Konservative in Frankreich: Ewige Nummer zwei wird Parteichef
Die Partei Les Républicains bekommt mit Eric Ciotti einen neuen Chef. Er vertritt eine harte Linie in der Immigrations- und Sicherheitspolitik.
Ciotti war der Favorit gewesen, denn er hatte intern die Unterstützung der Prominenten bekommen, die von sich behaupten können, das politische Erbe von Jacques Chirac und Nicolas Sarkozy zu bewahren.

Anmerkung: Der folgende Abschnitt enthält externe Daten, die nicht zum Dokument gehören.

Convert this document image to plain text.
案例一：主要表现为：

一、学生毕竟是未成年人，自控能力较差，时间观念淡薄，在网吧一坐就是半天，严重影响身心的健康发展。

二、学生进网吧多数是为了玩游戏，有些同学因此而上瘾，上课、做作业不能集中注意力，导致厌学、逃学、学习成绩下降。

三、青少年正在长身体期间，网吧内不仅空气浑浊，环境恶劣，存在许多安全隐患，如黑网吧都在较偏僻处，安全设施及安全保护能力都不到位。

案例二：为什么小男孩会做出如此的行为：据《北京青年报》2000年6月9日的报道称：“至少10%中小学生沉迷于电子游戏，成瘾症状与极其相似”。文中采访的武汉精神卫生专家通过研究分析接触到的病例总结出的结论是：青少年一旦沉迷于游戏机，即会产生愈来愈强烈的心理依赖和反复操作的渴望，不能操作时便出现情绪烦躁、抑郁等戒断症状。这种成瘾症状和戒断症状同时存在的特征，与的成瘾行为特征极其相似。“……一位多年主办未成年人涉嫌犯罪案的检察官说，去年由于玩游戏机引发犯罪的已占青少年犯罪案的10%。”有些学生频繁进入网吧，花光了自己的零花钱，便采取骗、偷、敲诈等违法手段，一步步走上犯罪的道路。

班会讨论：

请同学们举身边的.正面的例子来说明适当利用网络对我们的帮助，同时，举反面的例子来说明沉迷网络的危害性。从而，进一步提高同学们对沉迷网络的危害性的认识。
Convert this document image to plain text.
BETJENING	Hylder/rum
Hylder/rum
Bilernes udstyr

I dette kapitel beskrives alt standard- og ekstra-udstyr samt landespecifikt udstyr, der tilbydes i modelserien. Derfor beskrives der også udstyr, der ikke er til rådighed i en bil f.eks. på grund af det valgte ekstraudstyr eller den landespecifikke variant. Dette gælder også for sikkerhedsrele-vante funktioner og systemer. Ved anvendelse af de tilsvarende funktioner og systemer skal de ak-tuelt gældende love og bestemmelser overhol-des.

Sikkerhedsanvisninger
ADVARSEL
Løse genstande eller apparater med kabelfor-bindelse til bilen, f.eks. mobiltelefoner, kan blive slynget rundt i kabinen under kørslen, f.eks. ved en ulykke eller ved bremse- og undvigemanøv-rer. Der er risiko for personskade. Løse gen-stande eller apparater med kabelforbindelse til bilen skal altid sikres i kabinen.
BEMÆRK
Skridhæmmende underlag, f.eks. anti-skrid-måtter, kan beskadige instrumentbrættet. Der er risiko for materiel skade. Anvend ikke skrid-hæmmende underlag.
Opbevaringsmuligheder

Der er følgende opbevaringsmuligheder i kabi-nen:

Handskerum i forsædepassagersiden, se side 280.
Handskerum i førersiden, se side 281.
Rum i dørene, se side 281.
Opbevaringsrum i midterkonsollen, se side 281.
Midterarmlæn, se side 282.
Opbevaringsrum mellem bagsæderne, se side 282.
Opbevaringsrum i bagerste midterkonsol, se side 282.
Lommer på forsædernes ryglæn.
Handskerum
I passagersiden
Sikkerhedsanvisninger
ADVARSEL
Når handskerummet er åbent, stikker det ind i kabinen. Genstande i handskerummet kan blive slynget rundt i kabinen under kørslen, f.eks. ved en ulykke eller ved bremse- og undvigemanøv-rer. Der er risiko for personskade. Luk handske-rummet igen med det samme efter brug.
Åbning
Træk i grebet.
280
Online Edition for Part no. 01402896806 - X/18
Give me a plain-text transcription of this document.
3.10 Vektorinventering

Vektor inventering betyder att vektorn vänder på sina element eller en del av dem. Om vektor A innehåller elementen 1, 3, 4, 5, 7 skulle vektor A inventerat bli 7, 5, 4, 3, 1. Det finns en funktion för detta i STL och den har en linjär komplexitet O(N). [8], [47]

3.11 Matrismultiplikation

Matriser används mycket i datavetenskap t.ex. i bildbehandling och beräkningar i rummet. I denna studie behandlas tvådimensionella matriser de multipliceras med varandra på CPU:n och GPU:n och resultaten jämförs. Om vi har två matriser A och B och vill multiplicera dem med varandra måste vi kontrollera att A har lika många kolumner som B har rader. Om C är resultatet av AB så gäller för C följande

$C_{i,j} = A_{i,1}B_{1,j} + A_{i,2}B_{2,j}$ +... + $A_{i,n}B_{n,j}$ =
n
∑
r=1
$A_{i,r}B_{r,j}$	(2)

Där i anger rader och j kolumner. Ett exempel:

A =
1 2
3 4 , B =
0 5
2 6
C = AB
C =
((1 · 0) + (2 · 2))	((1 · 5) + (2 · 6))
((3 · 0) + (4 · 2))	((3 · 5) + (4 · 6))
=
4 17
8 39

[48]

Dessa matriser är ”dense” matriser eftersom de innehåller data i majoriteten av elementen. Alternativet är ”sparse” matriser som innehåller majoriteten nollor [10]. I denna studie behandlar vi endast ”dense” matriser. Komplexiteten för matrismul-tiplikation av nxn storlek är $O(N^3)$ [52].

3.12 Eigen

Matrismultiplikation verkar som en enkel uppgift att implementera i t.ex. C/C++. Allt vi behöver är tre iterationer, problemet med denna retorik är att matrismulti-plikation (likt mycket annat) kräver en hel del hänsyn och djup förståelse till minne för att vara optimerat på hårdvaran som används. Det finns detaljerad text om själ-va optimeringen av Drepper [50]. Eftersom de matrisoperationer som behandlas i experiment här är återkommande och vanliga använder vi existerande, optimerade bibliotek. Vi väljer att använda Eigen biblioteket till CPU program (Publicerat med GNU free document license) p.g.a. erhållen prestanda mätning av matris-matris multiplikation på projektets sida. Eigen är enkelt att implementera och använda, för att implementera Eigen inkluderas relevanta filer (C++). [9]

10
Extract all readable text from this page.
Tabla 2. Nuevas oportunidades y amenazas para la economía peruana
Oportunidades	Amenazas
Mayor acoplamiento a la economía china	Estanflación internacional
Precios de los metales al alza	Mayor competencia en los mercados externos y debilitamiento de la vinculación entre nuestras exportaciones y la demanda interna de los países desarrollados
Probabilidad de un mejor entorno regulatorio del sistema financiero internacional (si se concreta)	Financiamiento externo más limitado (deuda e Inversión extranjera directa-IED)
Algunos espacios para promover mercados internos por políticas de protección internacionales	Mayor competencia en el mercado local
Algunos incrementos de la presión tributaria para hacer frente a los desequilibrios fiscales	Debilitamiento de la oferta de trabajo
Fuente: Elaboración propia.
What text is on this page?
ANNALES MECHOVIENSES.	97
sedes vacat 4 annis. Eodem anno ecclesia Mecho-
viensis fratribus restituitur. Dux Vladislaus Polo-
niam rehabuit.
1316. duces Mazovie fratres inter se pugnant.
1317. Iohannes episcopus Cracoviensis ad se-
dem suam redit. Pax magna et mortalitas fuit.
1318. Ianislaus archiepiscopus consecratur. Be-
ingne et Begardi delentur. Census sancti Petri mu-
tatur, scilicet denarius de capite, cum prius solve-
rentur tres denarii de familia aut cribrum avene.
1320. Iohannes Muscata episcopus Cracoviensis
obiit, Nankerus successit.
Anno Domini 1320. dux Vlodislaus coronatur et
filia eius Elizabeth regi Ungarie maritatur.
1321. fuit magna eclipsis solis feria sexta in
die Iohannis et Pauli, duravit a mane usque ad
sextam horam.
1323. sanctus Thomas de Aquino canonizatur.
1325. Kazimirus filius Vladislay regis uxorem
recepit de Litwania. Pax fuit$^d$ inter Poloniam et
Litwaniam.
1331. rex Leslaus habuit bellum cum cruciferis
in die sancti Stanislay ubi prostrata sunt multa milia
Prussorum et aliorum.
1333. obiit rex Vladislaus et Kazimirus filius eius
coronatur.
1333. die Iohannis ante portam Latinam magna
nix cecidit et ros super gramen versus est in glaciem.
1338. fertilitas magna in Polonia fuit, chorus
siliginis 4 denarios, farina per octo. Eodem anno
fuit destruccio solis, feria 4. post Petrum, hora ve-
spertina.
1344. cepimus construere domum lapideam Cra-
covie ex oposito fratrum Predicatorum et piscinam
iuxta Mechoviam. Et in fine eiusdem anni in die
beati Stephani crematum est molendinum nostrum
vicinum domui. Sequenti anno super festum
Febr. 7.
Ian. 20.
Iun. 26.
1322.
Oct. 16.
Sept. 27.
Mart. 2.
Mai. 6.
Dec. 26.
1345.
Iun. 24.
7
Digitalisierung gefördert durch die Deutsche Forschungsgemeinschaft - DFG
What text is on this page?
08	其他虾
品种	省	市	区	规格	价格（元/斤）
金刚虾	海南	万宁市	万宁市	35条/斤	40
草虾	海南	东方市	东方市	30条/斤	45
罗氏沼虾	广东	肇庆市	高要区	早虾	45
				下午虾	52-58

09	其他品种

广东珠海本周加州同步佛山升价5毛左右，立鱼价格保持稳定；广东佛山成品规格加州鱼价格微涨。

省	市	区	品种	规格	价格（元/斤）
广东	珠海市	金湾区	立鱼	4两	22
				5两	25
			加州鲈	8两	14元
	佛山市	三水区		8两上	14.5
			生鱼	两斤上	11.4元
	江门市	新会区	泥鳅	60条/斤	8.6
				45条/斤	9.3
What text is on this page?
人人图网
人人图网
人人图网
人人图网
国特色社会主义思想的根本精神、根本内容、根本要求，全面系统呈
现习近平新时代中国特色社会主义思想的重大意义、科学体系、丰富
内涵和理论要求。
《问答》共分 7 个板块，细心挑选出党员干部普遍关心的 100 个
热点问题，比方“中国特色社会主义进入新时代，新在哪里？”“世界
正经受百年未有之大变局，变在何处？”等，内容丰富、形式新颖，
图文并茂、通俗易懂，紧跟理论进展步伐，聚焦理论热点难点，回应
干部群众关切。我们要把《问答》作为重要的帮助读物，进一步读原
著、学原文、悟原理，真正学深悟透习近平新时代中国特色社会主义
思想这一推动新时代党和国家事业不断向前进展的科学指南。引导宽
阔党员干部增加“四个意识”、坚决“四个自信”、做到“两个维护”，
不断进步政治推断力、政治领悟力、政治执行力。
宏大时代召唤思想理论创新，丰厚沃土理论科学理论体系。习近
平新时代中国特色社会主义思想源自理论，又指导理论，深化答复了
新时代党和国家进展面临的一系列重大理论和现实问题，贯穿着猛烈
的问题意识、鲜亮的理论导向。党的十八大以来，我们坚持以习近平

Das waren damals freilich noch andere Zeiten, als die Konservativen den Staatschef stellten und sich auch auf klare Mehrheiten und eine soziale Basis in der Bevölkerung stützen konnten.
Zu solch Macht und Einfluss möchte Ciotti seine Partei zurückführen. Der Politiker aus Nizza war bisher immer nur die Nummer zwei. Er diente seinem heute ärgsten lokalpolitischen Rivalen Christian Estrosi zunächst als parlamentarischer Assistent, als dieser Abgeordneter war. Danach war er dessen rechte Hand, als der den Vorsitz des Departements Alpes-Maritimes übernahm und danach Bürgermeister von Nizza wurde.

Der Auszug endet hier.